In a letter Sunday, Sen. Elizabeth Warren, D-MA, called out the Office of the Comptroller of the Currency for talking tough with regard to bank mergers and acquisitions but, in her view, failing to follow through.
Warren and 12 congressional Democrats wrote Acting Comptroller Michael Hsu and the Federal Reserve’s vice chair for supervision, Michael Barr, urging the regulators to block Capital One’s proposed $35.3 billion acquisition of Discover on the grounds that it would reduce competition — and, with it, take away card issuers’ incentives to offer customers favorable terms.
Warren and the co-signers also asked Hsu to strengthen a policy statement the OCC issued last month that aimed to give more transparency into how merger applications are considered and which factors add up to approval.
The proposal would do away with a 1996 OCC rule dictating that bank deals are deemed approved by the OCC on the 15th day after the end of the comment period, unless the agency removes the filing from expedited processing.
“One risk is that we approve too many mergers and therefore we’re approving bad mergers. The other risk is we approve too few mergers and therefore there are good mergers that should happen that aren’t,” Hsu told Reuters last month. “The purpose of being transparent is to encourage more accuracy on both ends.”
Warren, however, argued the OCC’s “actions fly in the face of these concerns.”

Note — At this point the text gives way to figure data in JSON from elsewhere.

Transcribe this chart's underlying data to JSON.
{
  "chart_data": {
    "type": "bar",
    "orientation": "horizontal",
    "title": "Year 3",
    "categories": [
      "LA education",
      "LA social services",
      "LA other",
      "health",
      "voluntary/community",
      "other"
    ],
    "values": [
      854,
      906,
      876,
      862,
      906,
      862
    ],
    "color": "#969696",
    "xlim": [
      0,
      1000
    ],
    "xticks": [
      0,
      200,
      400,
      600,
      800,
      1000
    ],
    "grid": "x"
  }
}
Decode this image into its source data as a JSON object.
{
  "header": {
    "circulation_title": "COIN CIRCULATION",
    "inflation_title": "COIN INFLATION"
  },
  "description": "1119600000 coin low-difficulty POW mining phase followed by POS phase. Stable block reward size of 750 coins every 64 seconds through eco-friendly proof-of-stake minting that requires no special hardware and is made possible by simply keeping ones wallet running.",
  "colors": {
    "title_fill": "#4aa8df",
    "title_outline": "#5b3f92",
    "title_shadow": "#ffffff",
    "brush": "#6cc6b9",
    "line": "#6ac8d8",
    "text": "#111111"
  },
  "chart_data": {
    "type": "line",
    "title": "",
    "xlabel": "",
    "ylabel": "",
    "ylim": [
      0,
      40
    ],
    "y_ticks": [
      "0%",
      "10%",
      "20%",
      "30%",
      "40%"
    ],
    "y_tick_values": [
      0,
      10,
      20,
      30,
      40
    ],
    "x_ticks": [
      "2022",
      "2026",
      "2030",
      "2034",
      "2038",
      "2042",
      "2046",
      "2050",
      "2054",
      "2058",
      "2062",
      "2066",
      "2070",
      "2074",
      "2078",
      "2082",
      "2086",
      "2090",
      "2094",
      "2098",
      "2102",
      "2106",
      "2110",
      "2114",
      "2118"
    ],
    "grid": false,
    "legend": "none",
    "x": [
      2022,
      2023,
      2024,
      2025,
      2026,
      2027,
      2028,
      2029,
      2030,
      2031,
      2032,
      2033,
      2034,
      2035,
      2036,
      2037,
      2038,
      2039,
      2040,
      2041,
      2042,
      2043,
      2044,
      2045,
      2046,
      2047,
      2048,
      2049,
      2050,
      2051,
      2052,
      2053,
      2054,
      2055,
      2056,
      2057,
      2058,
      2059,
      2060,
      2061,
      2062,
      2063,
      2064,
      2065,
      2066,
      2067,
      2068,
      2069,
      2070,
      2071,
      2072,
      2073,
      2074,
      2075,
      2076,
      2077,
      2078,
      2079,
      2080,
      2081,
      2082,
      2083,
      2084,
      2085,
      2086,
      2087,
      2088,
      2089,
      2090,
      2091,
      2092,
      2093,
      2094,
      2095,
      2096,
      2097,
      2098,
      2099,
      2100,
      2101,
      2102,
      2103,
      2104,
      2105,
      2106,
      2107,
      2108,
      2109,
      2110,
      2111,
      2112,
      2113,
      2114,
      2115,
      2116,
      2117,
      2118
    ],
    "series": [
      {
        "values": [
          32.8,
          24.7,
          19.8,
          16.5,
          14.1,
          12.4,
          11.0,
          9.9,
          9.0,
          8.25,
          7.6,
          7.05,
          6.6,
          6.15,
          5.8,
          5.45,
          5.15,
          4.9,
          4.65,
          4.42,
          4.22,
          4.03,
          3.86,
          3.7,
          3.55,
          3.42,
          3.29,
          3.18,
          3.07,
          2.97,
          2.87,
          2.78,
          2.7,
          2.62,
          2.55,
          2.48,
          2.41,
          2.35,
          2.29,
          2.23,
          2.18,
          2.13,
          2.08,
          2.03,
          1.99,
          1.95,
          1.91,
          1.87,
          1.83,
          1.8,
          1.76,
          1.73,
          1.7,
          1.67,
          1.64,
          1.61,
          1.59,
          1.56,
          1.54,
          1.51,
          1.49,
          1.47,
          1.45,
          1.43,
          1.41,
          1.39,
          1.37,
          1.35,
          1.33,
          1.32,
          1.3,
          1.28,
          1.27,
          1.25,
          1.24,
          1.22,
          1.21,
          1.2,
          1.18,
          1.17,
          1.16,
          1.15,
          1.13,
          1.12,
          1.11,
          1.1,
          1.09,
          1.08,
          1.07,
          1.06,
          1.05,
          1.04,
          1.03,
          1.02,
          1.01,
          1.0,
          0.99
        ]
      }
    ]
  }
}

“The agency approved almost every merger application it received in the last three years: 43 mergers in 2021, 30 in 2022, and 23 in 2023,” including JPMorgan Chase’s acquisition last year of First Republic, she wrote.
The policy statement, she added, “essentially codifies the OCC’s current, permissive approach to bank mergers — the same standard operating procedure that for decades has failed to protect consumer and the financial system.”
This is hardly the first eight-figure proposed bank deal against which Warren has spoken out. Warren in June 2022, urged the OCC to block TD’s proposed $13.4 billion acquisition of First Horizon, citing a Capitol Forum report that alleged TD incentivized employees to enroll customers in new accounts and services like overdraft protection without their consent. TD and First Horizon terminated the deal over “uncertainty” as to whether or when the tie-up would gain U.S. regulators’ approval.
The U.S.’s preeminent bank CEO, JPMorgan Chase’s Jamie Dimon, advocated Monday for Capital One to get a fair shake.
“My view is, let them compete,” Dimon told CNBC. “Let them try, and if we think it’s unfair, we’ll complain about that.”
If the acquisition is approved, Capital One would surpass JPMorgan as the nation’s largest credit card lender.
Approval, in Dimon’s eyes, would also mean Capital One would have an “unfair advantage versus us” in debit payments because the Durbin Amendment limits debit fees for large banks, but not card companies like Discover.
“Of course, I have a problem with that,” Dimon told CNBC. “You know, like why should they be allowed to price debit different than we price debit just because of a law that was passed?”
Warren, meanwhile, went on to list further objections to a Capital One-Discover tie-up, including each company’s past transgressions. She noted the 2019 breach of Capital One customer data by a former employee of the bank’s cloud provider, Amazon Web Services. Warren also pointed to the October consent agreement Discover reached with the Federal Deposit Insurance Corp. over shortcomings in the card network’s compliance management system.
Warren also noted a report another regulator, the Consumer Financial Protection Bureau, issued this month that found “[n]early half of the largest credit card issuers” — including Capital One — “offer[ed] cards with a maximum purchase [annual percentage rate] over 30%.” Average fees charged by large card issuers are 70% higher than those charged by small institutions, the bureau also found.
Warren sought to ensure the OCC’s stance matched President Joe Biden’s 2021 executive order aiming to provide “more robust scrutiny” of bank mergers. She cited Capital One-Discover as “one of the most important tests” of that effort.
Hsu, for his part last month, said “merger applications exist along a spectrum.”
“Some have significant deficiencies. Others are straightforward because the acquiring bank is a model of safety and soundness and has earned the trust of the community and its supervisors,” he said. “The majority lie somewhere in between and require varying degrees of scrutiny and multiple rounds of inquiry.”
The Capital One-Discover proposal, Warren argued Sunday, “has significant deficiencies.”